4.1              The parties hereto acknowledge that they have obtained independent legal advice with respect to this Agreement and acknowledge that they fully understand the provisions of this Agreement.

 

4.2              Unless otherwise provided, all dollar amounts referred to in this Agreement are in United States Dollars.

 

4.3              There are no representations, warranties, collateral agreements, or conditions concerning the subject matter of this Agreement except as herein specified.

 

4.4 The notice addresses of the Parties hereto are as follows:

 

  Seller: WONG HANG NGA
    with principal address at G/Fl
    No. 210 Chau Tau Tsuen Yuen Long
    New Territories Hong Kong Postal Code: 00000
    blisscapital@protonmail.com
     
  Purchaser: Tocca Life Holdings Inc.
    2180 N. Park Ave, Unit 200
    Winter Park, FL 32789
    steve@beclimbing.com

 

4.5                Any action or proceeding seeking to enforce any provision of, or based on any right arising out of, this Agreement may be brought against any of the parties in the courts of the State of Florida located in Orange County, FL and each of the parties consents to the jurisdiction of such courts (and of the appropriate appellate courts) in any such action or proceeding and waives any objection to venue laid therein.
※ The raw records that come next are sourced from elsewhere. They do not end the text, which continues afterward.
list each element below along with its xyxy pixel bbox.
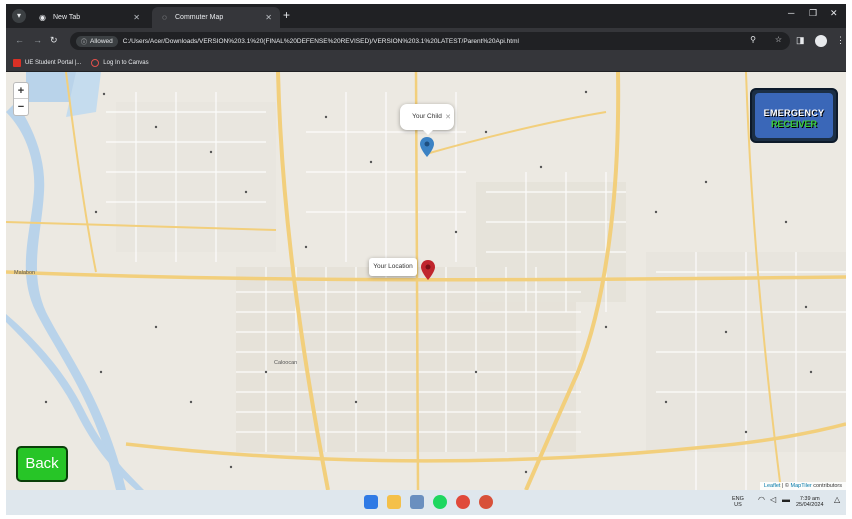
browser-toolbar: ← → ↻ ⓘ Allowed C:/Users/Acer/Downloads/… [6,28,846,54]
your-location-marker-icon[interactable] [421,260,435,280]
reload-icon[interactable]: ↻ [50,35,58,46]
chrome-active-icon[interactable] [479,495,493,509]
windows-start-icon[interactable] [364,495,378,509]
minimize-icon[interactable]: ─ [788,8,794,18]
site-info-chip[interactable]: ⓘ Allowed [76,35,118,47]
child-popup-label: Your Child [412,113,442,120]
zoom-in-button[interactable]: + [14,83,28,99]
globe-icon: ◌ [162,13,167,22]
tab-strip: ▾ ◉ New Tab ✕ ◌ Commuter Map ✕ + ─ ❐ ✕ [6,4,846,28]
place-label-malabon: Malabon [14,270,36,276]
tab-new-tab[interactable]: ◉ New Tab ✕ [30,7,148,28]
address-url: C:/Users/Acer/Downloads/VERSION%203.1%20… [122,37,519,45]
bookmark-star-icon[interactable]: ☆ [775,35,782,44]
notification-bell-icon[interactable]: △ [834,496,840,504]
your-location-popup: Your Location [369,258,417,276]
tab-label: New Tab [53,14,81,21]
canvas-logo-icon [91,58,100,67]
logo-text-bottom: RECEIVER [770,119,817,129]
tab-search-icon[interactable]: ▾ [12,9,26,23]
file-explorer-icon[interactable] [387,495,401,509]
child-popup: Your Child ✕ [400,104,454,135]
language-indicator[interactable]: ENG US [732,496,744,508]
browser-window: ▾ ◉ New Tab ✕ ◌ Commuter Map ✕ + ─ ❐ ✕ ←… [6,4,846,515]
volume-icon[interactable]: ◁ [770,496,776,504]
profile-avatar[interactable] [815,35,827,47]
bookmark-ue-portal[interactable]: UE Student Portal |... [13,58,82,67]
close-tab-icon[interactable]: ✕ [133,13,140,22]
new-tab-plus-icon[interactable]: + [283,8,290,22]
back-arrow-icon[interactable]: ← [15,35,24,45]
popup-close-icon[interactable]: ✕ [445,105,451,131]
windows-taskbar: ENG US ◠ ◁ ▬ 7:39 am 25/04/2024 △ [6,490,846,515]
ue-logo-icon [13,58,21,67]
child-location-marker-icon[interactable] [420,137,434,157]
clock[interactable]: 7:39 am 25/04/2024 [796,496,824,508]
tab-commuter-map[interactable]: ◌ Commuter Map ✕ [152,7,280,28]
logo-text-top: EMERGENCY [763,108,825,118]
bookmarks-bar: UE Student Portal |... Log In to Canvas [6,54,846,72]
tab-label: Commuter Map [175,14,224,21]
wifi-icon[interactable]: ◠ [758,496,765,504]
restore-icon[interactable]: ❐ [809,8,817,19]
close-window-icon[interactable]: ✕ [830,8,838,19]
battery-icon[interactable]: ▬ [782,496,790,504]
close-tab-icon[interactable]: ✕ [265,13,272,22]
chrome-taskbar-icon[interactable] [456,495,470,509]
map-attribution: Leaflet | © MapTiler contributors [759,482,846,490]
sidebar-icon[interactable]: ◨ [796,35,805,46]
zoom-control: + − [13,82,29,116]
chrome-icon: ◉ [39,13,46,22]
bookmark-label: Log In to Canvas [103,59,149,66]
bookmark-canvas[interactable]: Log In to Canvas [91,58,149,67]
zoom-out-button[interactable]: − [14,99,28,115]
info-icon: ⓘ [81,39,88,46]
emergency-receiver-logo: EMERGENCY RECEIVER [750,88,838,143]
your-location-label: Your Location [373,263,413,270]
bookmark-label: UE Student Portal |... [25,59,82,66]
store-icon[interactable] [410,495,424,509]
place-label-caloocan: Caloocan [274,360,298,366]
location-pin-icon[interactable]: ⚲ [750,35,756,44]
address-bar[interactable]: ⓘ Allowed C:/Users/Acer/Downloads/VERSIO… [70,32,790,50]
maptiler-link[interactable]: MapTiler [791,483,812,489]
site-info-label: Allowed [90,37,113,45]
spotify-icon[interactable] [433,495,447,509]
menu-kebab-icon[interactable]: ⋮ [836,35,845,46]
forward-arrow-icon[interactable]: → [33,35,42,45]
back-button[interactable]: Back [16,446,68,482]
map-canvas[interactable]: + − Malabon Caloocan Your Child ✕ Your L… [6,72,846,490]
leaflet-link[interactable]: Leaflet [764,483,781,489]
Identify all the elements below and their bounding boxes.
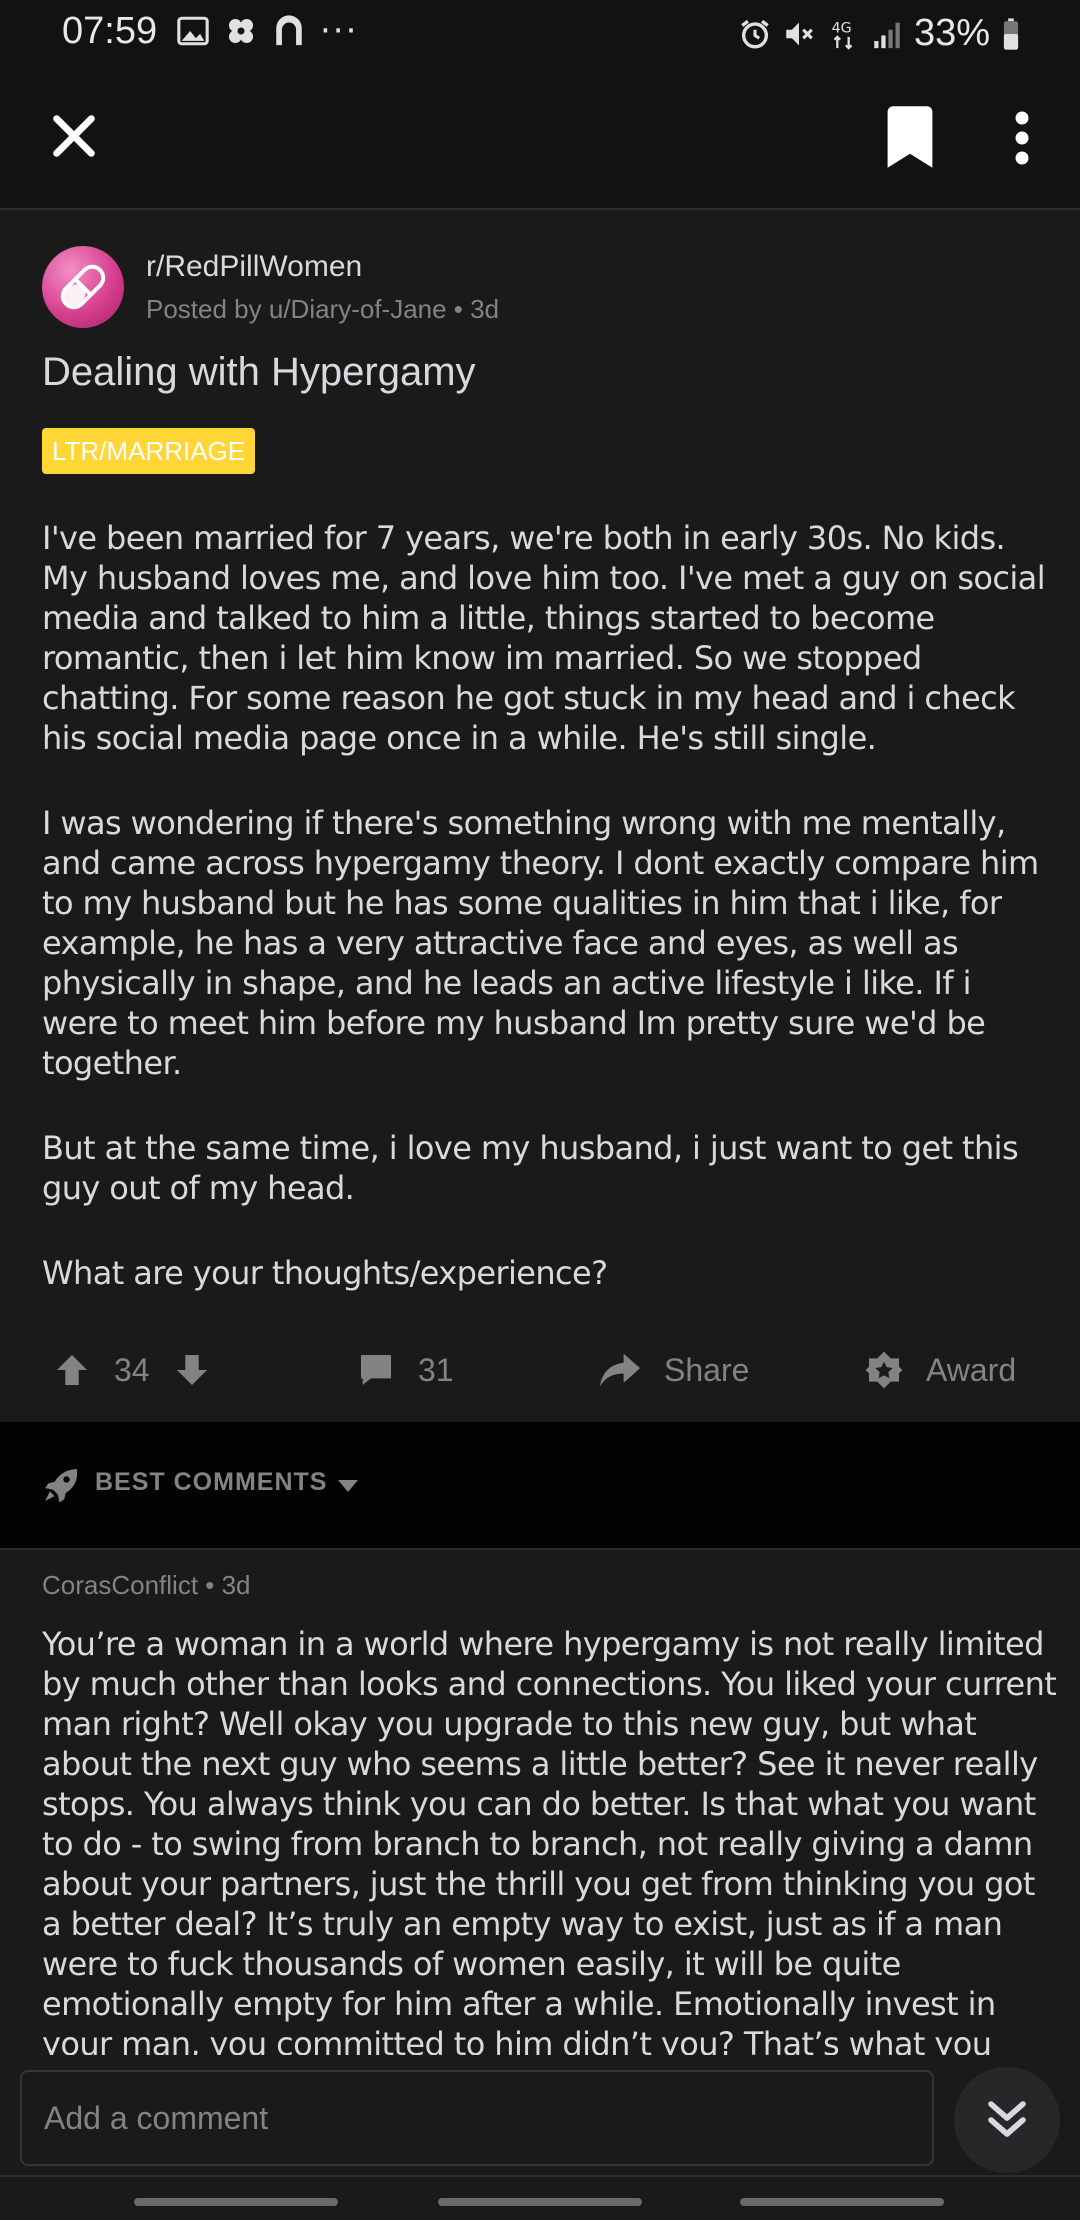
- image-icon: [177, 16, 209, 46]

Process in any action or proceeding referred to in the preceding sentence may be served on any party anywhere in the world.

 

4.6              The representations and warranties of the parties contained in this Agreement shall survive the closing of the purchase and sale of the Shares and shall continue in full force and effect for a period of one year.

 

4.7              This Agreement may be executed in several counterparts, each of which will be deemed to be an original and all of which will together constitute one and the same instrument.

 

4.8              Delivery of an executed copy of this Agreement by electronic, facsimile transmission or other means of electronic communication capable of producing a printed copy will be deemed to be execution and delivery of this Agreement as of the date set forth on page one of this Agreement.